Línea de envasado y empaquetado de turrón.
Línea de envasado y empaquetado de turrón. / Á. D.

Hace poco, desde la impoluta planta chocolatera, que dispone de almacenes para la planta de turrón hasta una eventual ampliación con nuevas líneas de fabricación y envasado, salieron 200 camiones en solo ocho días con destino a los muelles centrales de Mercadona por toda España, que a su vez colocó en los lineales el turrón navideño el tercer fin de semana de octubre. El director general de Sanchis Mira, César Soler, se refiere al grado de anticipación y velocidad con el que se opera en estas fábricas para la primera disposición de su gran cliente.

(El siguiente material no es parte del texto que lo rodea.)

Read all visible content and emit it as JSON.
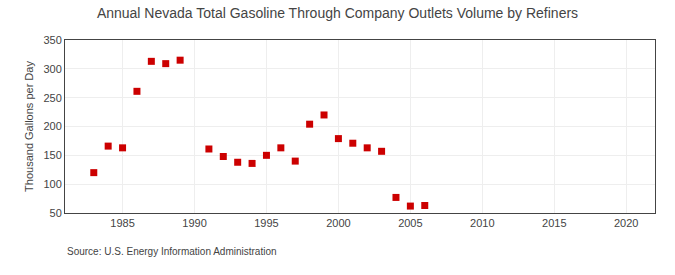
{
  "chart_data": {
    "type": "scatter",
    "title": "Annual Nevada Total Gasoline Through Company Outlets Volume by Refiners",
    "y_label": "Thousand Gallons per Day",
    "annotations": [
      "Source: U.S. Energy Information Administration"
    ],
    "x": [
      1983,
      1984,
      1985,
      1986,
      1987,
      1988,
      1989,
      1991,
      1992,
      1993,
      1994,
      1995,
      1996,
      1997,
      1998,
      1999,
      2000,
      2001,
      2002,
      2003,
      2004,
      2005,
      2006
    ],
    "values": [
      120,
      166,
      163,
      261,
      313,
      309,
      315,
      161,
      148,
      138,
      136,
      150,
      163,
      140,
      204,
      220,
      179,
      171,
      163,
      157,
      77,
      62,
      63
    ],
    "color": "#cc0000",
    "marker": "square",
    "xlim": [
      1981,
      2022
    ],
    "ylim": [
      50,
      350
    ],
    "xticks": [
      1985,
      1990,
      1995,
      2000,
      2005,
      2010,
      2015,
      2020
    ],
    "yticks": [
      50,
      100,
      150,
      200,
      250,
      300,
      350
    ],
    "grid": true
  }
}
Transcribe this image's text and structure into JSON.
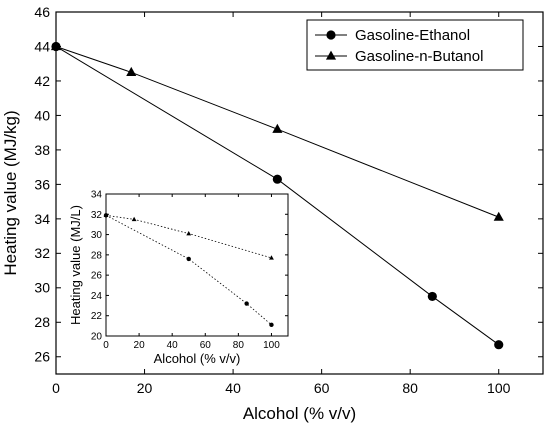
{
  "chart_data": [
    {
      "id": "main",
      "type": "line",
      "xlabel": "Alcohol (% v/v)",
      "ylabel": "Heating value (MJ/kg)",
      "xlim": [
        0,
        110
      ],
      "ylim": [
        25,
        46
      ],
      "xticks": [
        0,
        20,
        40,
        60,
        80,
        100
      ],
      "yticks": [
        26,
        28,
        30,
        32,
        34,
        36,
        38,
        40,
        42,
        44,
        46
      ],
      "legend_position": "top-right",
      "series": [
        {
          "name": "Gasoline-Ethanol",
          "marker": "circle",
          "line": "solid",
          "x": [
            0,
            50,
            85,
            100
          ],
          "y": [
            44.0,
            36.3,
            29.5,
            26.7
          ]
        },
        {
          "name": "Gasoline-n-Butanol",
          "marker": "triangle",
          "line": "solid",
          "x": [
            0,
            17,
            50,
            100
          ],
          "y": [
            44.0,
            42.5,
            39.2,
            34.1
          ]
        }
      ]
    },
    {
      "id": "inset",
      "type": "line",
      "xlabel": "Alcohol (% v/v)",
      "ylabel": "Heating value (MJ/L)",
      "xlim": [
        0,
        110
      ],
      "ylim": [
        20,
        34
      ],
      "xticks": [
        0,
        20,
        40,
        60,
        80,
        100
      ],
      "yticks": [
        20,
        22,
        24,
        26,
        28,
        30,
        32,
        34
      ],
      "series": [
        {
          "name": "Gasoline-Ethanol",
          "marker": "circle",
          "line": "dotted",
          "x": [
            0,
            50,
            85,
            100
          ],
          "y": [
            31.9,
            27.6,
            23.2,
            21.1
          ]
        },
        {
          "name": "Gasoline-n-Butanol",
          "marker": "triangle",
          "line": "dotted",
          "x": [
            0,
            17,
            50,
            100
          ],
          "y": [
            31.9,
            31.5,
            30.1,
            27.7
          ]
        }
      ]
    }
  ]
}
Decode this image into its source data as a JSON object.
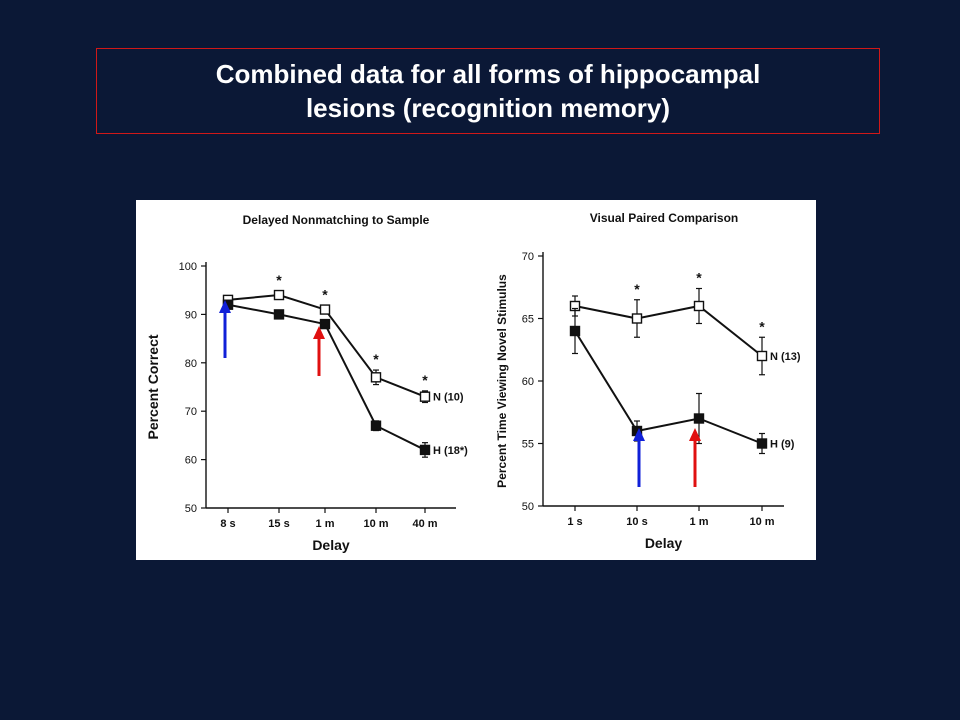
{
  "slide": {
    "title_line1": "Combined data for all forms of hippocampal",
    "title_line2": "lesions (recognition memory)"
  },
  "colors": {
    "background": "#0b1836",
    "title_border": "#d01818",
    "arrow_blue": "#1020d8",
    "arrow_red": "#e01010"
  },
  "chart_data": [
    {
      "type": "line",
      "title": "Delayed Nonmatching to Sample",
      "xlabel": "Delay",
      "ylabel": "Percent Correct",
      "categories": [
        "8 s",
        "15 s",
        "1 m",
        "10 m",
        "40 m"
      ],
      "yticks": [
        "50",
        "60",
        "70",
        "80",
        "90",
        "100"
      ],
      "ylim": [
        50,
        100
      ],
      "series": [
        {
          "name": "N (10)",
          "marker": "open-square",
          "values": [
            93,
            94,
            91,
            77,
            73
          ],
          "errors": [
            0.8,
            0.8,
            0.8,
            1.5,
            1.2
          ]
        },
        {
          "name": "H (18*)",
          "marker": "filled-square",
          "values": [
            92,
            90,
            88,
            67,
            62
          ],
          "errors": [
            0.8,
            0.8,
            0.8,
            1.0,
            1.5
          ]
        }
      ],
      "significance": [
        "",
        "*",
        "*",
        "*",
        "*"
      ],
      "arrows": [
        {
          "color": "blue",
          "category": "8 s"
        },
        {
          "color": "red",
          "category": "1 m"
        }
      ]
    },
    {
      "type": "line",
      "title": "Visual Paired Comparison",
      "xlabel": "Delay",
      "ylabel": "Percent Time Viewing Novel Stimulus",
      "categories": [
        "1 s",
        "10 s",
        "1 m",
        "10 m"
      ],
      "yticks": [
        "50",
        "55",
        "60",
        "65",
        "70"
      ],
      "ylim": [
        50,
        70
      ],
      "series": [
        {
          "name": "N (13)",
          "marker": "open-square",
          "values": [
            66,
            65,
            66,
            62
          ],
          "errors": [
            0.8,
            1.5,
            1.4,
            1.5
          ]
        },
        {
          "name": "H (9)",
          "marker": "filled-square",
          "values": [
            64,
            56,
            57,
            55
          ],
          "errors": [
            1.8,
            0.8,
            2.0,
            0.8
          ]
        }
      ],
      "significance": [
        "",
        "*",
        "*",
        "*"
      ],
      "arrows": [
        {
          "color": "blue",
          "category": "10 s"
        },
        {
          "color": "red",
          "category": "1 m"
        }
      ]
    }
  ]
}
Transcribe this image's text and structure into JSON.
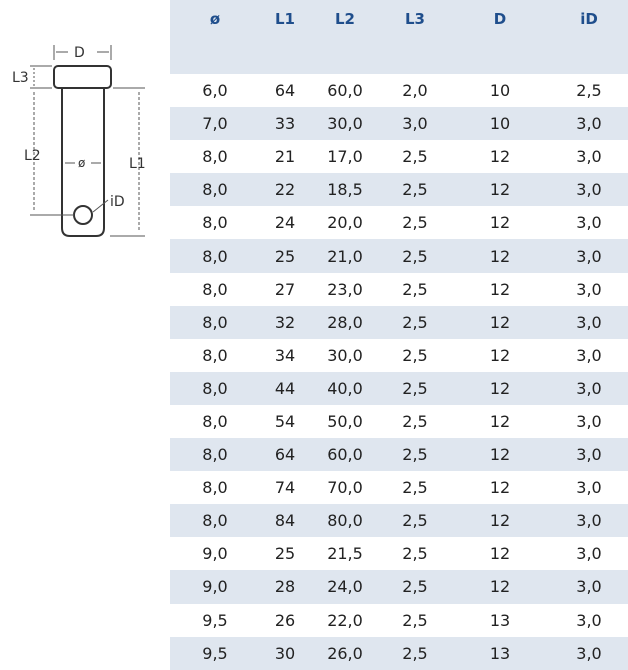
{
  "diagram": {
    "labels": {
      "d": "D",
      "l3": "L3",
      "l2": "L2",
      "l1": "L1",
      "dia": "ø",
      "id": "iD"
    }
  },
  "table": {
    "headers": [
      "ø",
      "L1",
      "L2",
      "L3",
      "D",
      "iD"
    ],
    "rows": [
      [
        "6,0",
        "64",
        "60,0",
        "2,0",
        "10",
        "2,5"
      ],
      [
        "7,0",
        "33",
        "30,0",
        "3,0",
        "10",
        "3,0"
      ],
      [
        "8,0",
        "21",
        "17,0",
        "2,5",
        "12",
        "3,0"
      ],
      [
        "8,0",
        "22",
        "18,5",
        "2,5",
        "12",
        "3,0"
      ],
      [
        "8,0",
        "24",
        "20,0",
        "2,5",
        "12",
        "3,0"
      ],
      [
        "8,0",
        "25",
        "21,0",
        "2,5",
        "12",
        "3,0"
      ],
      [
        "8,0",
        "27",
        "23,0",
        "2,5",
        "12",
        "3,0"
      ],
      [
        "8,0",
        "32",
        "28,0",
        "2,5",
        "12",
        "3,0"
      ],
      [
        "8,0",
        "34",
        "30,0",
        "2,5",
        "12",
        "3,0"
      ],
      [
        "8,0",
        "44",
        "40,0",
        "2,5",
        "12",
        "3,0"
      ],
      [
        "8,0",
        "54",
        "50,0",
        "2,5",
        "12",
        "3,0"
      ],
      [
        "8,0",
        "64",
        "60,0",
        "2,5",
        "12",
        "3,0"
      ],
      [
        "8,0",
        "74",
        "70,0",
        "2,5",
        "12",
        "3,0"
      ],
      [
        "8,0",
        "84",
        "80,0",
        "2,5",
        "12",
        "3,0"
      ],
      [
        "9,0",
        "25",
        "21,5",
        "2,5",
        "12",
        "3,0"
      ],
      [
        "9,0",
        "28",
        "24,0",
        "2,5",
        "12",
        "3,0"
      ],
      [
        "9,5",
        "26",
        "22,0",
        "2,5",
        "13",
        "3,0"
      ],
      [
        "9,5",
        "30",
        "26,0",
        "2,5",
        "13",
        "3,0"
      ]
    ]
  }
}
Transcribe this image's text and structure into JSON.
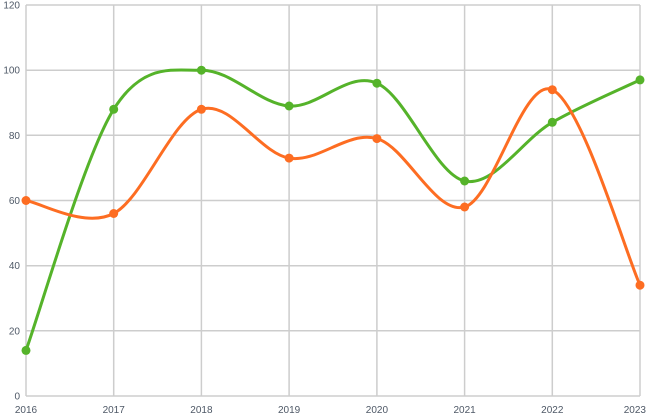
{
  "chart_data": {
    "type": "line",
    "title": "",
    "xlabel": "",
    "ylabel": "",
    "x": [
      2016,
      2017,
      2018,
      2019,
      2020,
      2021,
      2022,
      2023
    ],
    "x_tick_labels": [
      "2016",
      "2017",
      "2018",
      "2019",
      "2020",
      "2021",
      "2022",
      "2023"
    ],
    "y_ticks": [
      0,
      20,
      40,
      60,
      80,
      100,
      120
    ],
    "y_tick_labels": [
      "0",
      "20",
      "40",
      "60",
      "80",
      "100",
      "120"
    ],
    "ylim": [
      0,
      120
    ],
    "grid": true,
    "legend_position": "none",
    "line_style": "smooth",
    "series": [
      {
        "name": "series-green",
        "color": "#55b32a",
        "point_style": "circle",
        "values": [
          14,
          88,
          100,
          89,
          96,
          66,
          84,
          97
        ]
      },
      {
        "name": "series-orange",
        "color": "#fd6d22",
        "point_style": "circle",
        "values": [
          60,
          56,
          88,
          73,
          79,
          58,
          94,
          34
        ]
      }
    ]
  },
  "style": {
    "background_color": "#ffffff",
    "grid_color": "#cdcdcd",
    "tick_label_color": "#4e5866",
    "grid_line_width": 1.5,
    "series_line_width": 3,
    "point_radius": 4.5,
    "tick_font_size": 10
  }
}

Las perspectivas, además, no son nada malas. «Somos bastante optimistas respecto al consumo navideño este año, principalmente por dos motivos: la mejor situación económica de España y la bajada del precio del turrón favorecido por la caída en origen de la almendra, la principal materia prima». Este grupo lleva desde tiempo inmemorial invirtiendo tiempo y dinero en el lanzamiento de nuevos productos para tratar de desestacionalizar el consumo y generar más empleo todo el año. De hecho, en la actualidad produce más de cuarenta variedades distintas de productos. «En el caso de Sanchis Mira tratamos de desestacionalizar, lo llevamos en nuestro ADN, pues hace diez años solo fabricaba turrones y ahora chocolates de muchas gamas y barquillos todo el año», añade el director. La feroz competencia del sector del dulce, que en España está muy diversificada con marcas nacionales y extranjeras de postres de carácter industrial para dar y tomar, no es motivo de preocupación para Sanchis Mira: «En mi modesta opinión, el consumidor actual está mucho más informado e incluso formado acerca de lo que se denomina 'saludable' y es de sobra conocido que el turrón es un producto cien por cien natural con almendra y miel como base», añade Soler.

El grupo Sanchis Mira, que tiene a gala ser el primero en España en producción de turrones, chocolates y dulces navideños, se marca nuevos retos. En función de la evolución del consumo interno y los mercados exteriores, podría incluso ampliar la moderna y tecnológica fábrica de chocolates pese a que, a día de hoy, como explica César Soler, «es la de mayor productividad en toda España, con unas 470.000 tabletas al día, a razón de 300 por minuto, o con mil napolitanas de chocolate por minuto». Todo funciona con precisión milimétrica en la factoría chocolatera. Una suerte de búnker del cacao hecho líquido en el que se garantiza la seguridad alimentaria y la certificación de calidad. Uno de los procesos clave es el atemperado del chocolate, que pasa de 45 a 28 grados para después subirlo a 30 en una cadena de altísima tecnología «para que sea correcta y óptima la ordenación molecular de la manteca y el producto salga luciente, brillante y con bouqué». Soler se enorgullece de que la alta rotación que tiene la chocolatera (dos semanas máximo) permite «siempre degustar el producto recién hecho».